Now the problem with that is of course that if you can’t exaggerate the return your pension will make – by using the 5, 7, 9% set down by the FSA – then people get frightened my how much they have to pay in to get the pension they need. They realise it’s not worth paying a small amount in. And you have to turn away business. Which in my book is a good thing.

Let me come back briefly to Ann. Whatever she should have done there she is aged 53 with her £10,230 pension pot and looking forward to living on the state pension at 65 with a boost of around £5 a week from the pension she paid into in the 1990s and of which Prudential has snaffled a third.

What do you advise her? Well you might mention the open market option, you might suggest that she doesn’t worry about inflation proofing. those two things could boost her pension in fact almost double it. You might ask if she smokes or if she has health problems. They could both boost her annuity.

But the problem she faces is that if she simply draws her pension whatever it is she will be very little better off. Let’s say she has worked or cared for children long enough to get a full state retirement pension. She will have at present levels £95.25 a week. But on a low income like that at 65 she would qualify for £34.75 a week pension credit to bring her income up to £130. That’s without her private pension. Now when she claims her pension she will get another £5 a week. And then her pension credit will be reduced. She will get not £34.75 but £32.30. So she will be just £2.55 a week better off for having her £5 a week personal pension. So all her savings and her £10,000 fund will leave her just £2.55 a week better off. And if you boost it to £10 a week she will still only keep about £6 of that.
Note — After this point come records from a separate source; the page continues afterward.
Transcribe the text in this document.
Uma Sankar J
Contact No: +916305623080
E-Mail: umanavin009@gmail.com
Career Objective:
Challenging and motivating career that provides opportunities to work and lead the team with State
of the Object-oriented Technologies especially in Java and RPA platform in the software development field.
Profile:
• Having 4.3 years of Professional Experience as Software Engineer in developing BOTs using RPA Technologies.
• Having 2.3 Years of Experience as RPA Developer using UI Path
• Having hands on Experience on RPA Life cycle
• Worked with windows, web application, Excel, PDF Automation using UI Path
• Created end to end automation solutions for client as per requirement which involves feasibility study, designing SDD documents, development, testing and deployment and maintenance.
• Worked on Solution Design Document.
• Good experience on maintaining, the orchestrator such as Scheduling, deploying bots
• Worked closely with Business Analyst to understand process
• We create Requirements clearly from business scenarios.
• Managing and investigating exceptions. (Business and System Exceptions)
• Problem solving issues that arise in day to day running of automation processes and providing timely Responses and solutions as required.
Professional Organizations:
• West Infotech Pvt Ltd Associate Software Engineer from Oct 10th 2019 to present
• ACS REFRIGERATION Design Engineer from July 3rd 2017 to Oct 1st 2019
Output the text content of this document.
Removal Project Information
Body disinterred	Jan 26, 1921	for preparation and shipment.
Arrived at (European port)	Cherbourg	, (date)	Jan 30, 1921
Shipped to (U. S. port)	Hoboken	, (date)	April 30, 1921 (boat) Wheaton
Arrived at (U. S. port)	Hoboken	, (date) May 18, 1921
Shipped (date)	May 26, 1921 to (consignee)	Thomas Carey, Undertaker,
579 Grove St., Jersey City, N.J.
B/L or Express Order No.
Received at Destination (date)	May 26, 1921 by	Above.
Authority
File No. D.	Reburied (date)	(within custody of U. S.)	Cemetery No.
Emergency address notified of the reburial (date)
But there are alternatives. First, her pension fund is less than £17,500. So she can take that as a cash lumpsum a quarter tax-free and the rest taxed at her marginal rate – let’s say 20% but if she times it right till after she retires it could be zero. But perhaps better still do it now. After tax at 20% on half the money she will have £8,695. And she can buy a five year bond with Skipton Building Society paying 5.35% annually which she can reinvest. So she is getting after tax 4.28% growth guaranteed for five years. And when she does retire she can take that as an income of more than £10 a week before tax. And it will barely affect her means-tested benefits because savings income doesn’t count as income and there is a £10.000 exemption on savings counting at all.

That is a much better deal for her than an annuity which will reduce her means-tested benefits.

So what does this tell us? Financial advice is not just about pensions, investment, insurance and mortgages. Those commission driven products that are its traditional mainstay. True financial advice looks at cashing in pensions if they are small, at the interaction with state benefits, at cash savings, and, for other people looking at debt, at credit cards, at budgeting. It also means telling people without much money not to save. Or of course to pay off debt which gives a much better return than any investment. And it’s risk free.

These are the range of skills of a true financial adviser. Not driven by commission and selling, but by giving real financial advice about real financial needs to real customers. That to me is true financial advice. And I hope that at this new venture to train financial advisers it will form part of the key curriculum here.